Donald Trump a affirmé lundi qu’il ne « s’inquiétait pas » du risque de commettre des crimes de guerre en Iran s’il mettait à exécution sa menace de bombarder des infrastructures civiles. « Cela ne m’inquiète pas », a dit le président américain à un journaliste qui l’interrogeait plus précisément sur sa menace de détruire des centrales électriques et sur le fait que cela pourrait constituer un crime de guerre, pendant une célébration de la fête de Pâques à la Maison-Blanche. Il a estimé que le « crime de guerre » serait de laisser l’Iran se doter de l’arme nucléaire et a avancé une autre justification en évoquant les répressions de manifestations par les autorités iraniennes : « Ils tuent des manifestants.
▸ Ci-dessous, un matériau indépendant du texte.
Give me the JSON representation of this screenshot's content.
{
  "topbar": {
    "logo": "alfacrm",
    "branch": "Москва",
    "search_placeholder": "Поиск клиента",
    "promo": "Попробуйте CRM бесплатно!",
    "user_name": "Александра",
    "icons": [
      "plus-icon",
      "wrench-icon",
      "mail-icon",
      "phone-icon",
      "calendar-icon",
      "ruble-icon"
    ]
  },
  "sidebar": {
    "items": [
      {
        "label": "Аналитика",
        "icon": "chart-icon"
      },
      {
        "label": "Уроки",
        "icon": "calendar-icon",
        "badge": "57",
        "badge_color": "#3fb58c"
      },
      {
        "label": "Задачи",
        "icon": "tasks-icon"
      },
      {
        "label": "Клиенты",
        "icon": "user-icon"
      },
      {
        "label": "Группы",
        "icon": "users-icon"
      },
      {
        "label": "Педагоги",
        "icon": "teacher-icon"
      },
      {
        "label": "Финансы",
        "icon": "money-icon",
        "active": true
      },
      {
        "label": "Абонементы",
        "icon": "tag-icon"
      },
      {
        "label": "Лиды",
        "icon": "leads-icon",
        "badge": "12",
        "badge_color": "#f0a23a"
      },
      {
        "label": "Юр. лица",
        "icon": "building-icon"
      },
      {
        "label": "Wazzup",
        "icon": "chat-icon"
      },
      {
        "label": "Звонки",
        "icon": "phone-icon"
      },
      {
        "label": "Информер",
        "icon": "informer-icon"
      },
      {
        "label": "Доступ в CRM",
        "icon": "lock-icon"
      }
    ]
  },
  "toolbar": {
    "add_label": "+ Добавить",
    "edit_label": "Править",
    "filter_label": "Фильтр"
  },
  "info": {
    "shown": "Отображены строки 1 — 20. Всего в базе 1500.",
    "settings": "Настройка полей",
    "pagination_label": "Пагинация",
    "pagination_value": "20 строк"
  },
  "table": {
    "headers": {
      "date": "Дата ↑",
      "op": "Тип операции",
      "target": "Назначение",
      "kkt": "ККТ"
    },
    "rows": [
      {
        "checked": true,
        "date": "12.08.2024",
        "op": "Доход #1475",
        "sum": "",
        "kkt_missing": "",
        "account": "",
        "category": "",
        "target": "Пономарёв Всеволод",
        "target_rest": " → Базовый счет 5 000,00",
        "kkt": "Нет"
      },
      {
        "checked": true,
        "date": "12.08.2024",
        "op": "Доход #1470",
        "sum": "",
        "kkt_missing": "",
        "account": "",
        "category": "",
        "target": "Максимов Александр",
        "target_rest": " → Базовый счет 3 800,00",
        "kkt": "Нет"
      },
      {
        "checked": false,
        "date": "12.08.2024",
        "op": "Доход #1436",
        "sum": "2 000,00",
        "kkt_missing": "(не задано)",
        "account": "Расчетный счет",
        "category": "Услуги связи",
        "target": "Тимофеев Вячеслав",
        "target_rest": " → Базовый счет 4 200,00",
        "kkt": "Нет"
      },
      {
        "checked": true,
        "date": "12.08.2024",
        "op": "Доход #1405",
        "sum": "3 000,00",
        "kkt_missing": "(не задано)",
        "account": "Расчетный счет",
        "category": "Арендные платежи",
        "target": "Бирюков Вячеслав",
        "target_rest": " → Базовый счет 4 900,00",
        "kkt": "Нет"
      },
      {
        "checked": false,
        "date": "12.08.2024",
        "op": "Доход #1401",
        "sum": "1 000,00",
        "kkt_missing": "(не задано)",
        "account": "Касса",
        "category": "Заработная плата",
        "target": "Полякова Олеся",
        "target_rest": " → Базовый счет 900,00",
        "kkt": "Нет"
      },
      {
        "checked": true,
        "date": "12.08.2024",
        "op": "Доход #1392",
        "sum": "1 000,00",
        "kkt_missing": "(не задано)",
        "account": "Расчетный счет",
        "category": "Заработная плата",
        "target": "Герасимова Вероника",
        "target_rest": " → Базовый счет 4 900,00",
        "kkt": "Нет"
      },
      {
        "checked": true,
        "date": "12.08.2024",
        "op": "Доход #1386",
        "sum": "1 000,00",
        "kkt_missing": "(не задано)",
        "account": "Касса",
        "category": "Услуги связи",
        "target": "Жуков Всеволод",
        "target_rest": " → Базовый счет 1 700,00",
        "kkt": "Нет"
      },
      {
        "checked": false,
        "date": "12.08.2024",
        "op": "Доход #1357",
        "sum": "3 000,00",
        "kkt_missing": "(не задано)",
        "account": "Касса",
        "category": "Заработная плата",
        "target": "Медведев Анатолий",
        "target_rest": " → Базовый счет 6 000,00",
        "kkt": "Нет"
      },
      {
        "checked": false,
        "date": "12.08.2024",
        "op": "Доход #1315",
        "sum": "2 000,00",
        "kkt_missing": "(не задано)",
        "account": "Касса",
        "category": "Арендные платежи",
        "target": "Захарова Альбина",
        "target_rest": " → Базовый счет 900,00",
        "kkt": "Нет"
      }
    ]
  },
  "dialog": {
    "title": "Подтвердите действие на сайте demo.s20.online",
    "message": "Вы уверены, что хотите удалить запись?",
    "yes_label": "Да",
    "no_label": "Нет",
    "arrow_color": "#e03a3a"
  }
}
Ce sont des animaux ».

« Ce n’est pas encore assez bien mais c’est une étape très significative » — Donald Trump, sur la proposition de cessez-le-feu avancée par des pays médiateurs.

Trump qualifie la proposition de cessez-le-feu d’« étape très importante »

Interrogé lundi sur une proposition de cessez-le-feu avec l’Iran avancée par des pays médiateurs, Donald Trump a jugé qu’il s’agissait d’une « étape très importante ». « Ce n’est pas encore assez bien mais c’est une étape très significative », a dit le président américain, pendant un échange avec des journalistes en marge d’une cérémonie organisée à l’occasion de Pâques à la Maison-Blanche.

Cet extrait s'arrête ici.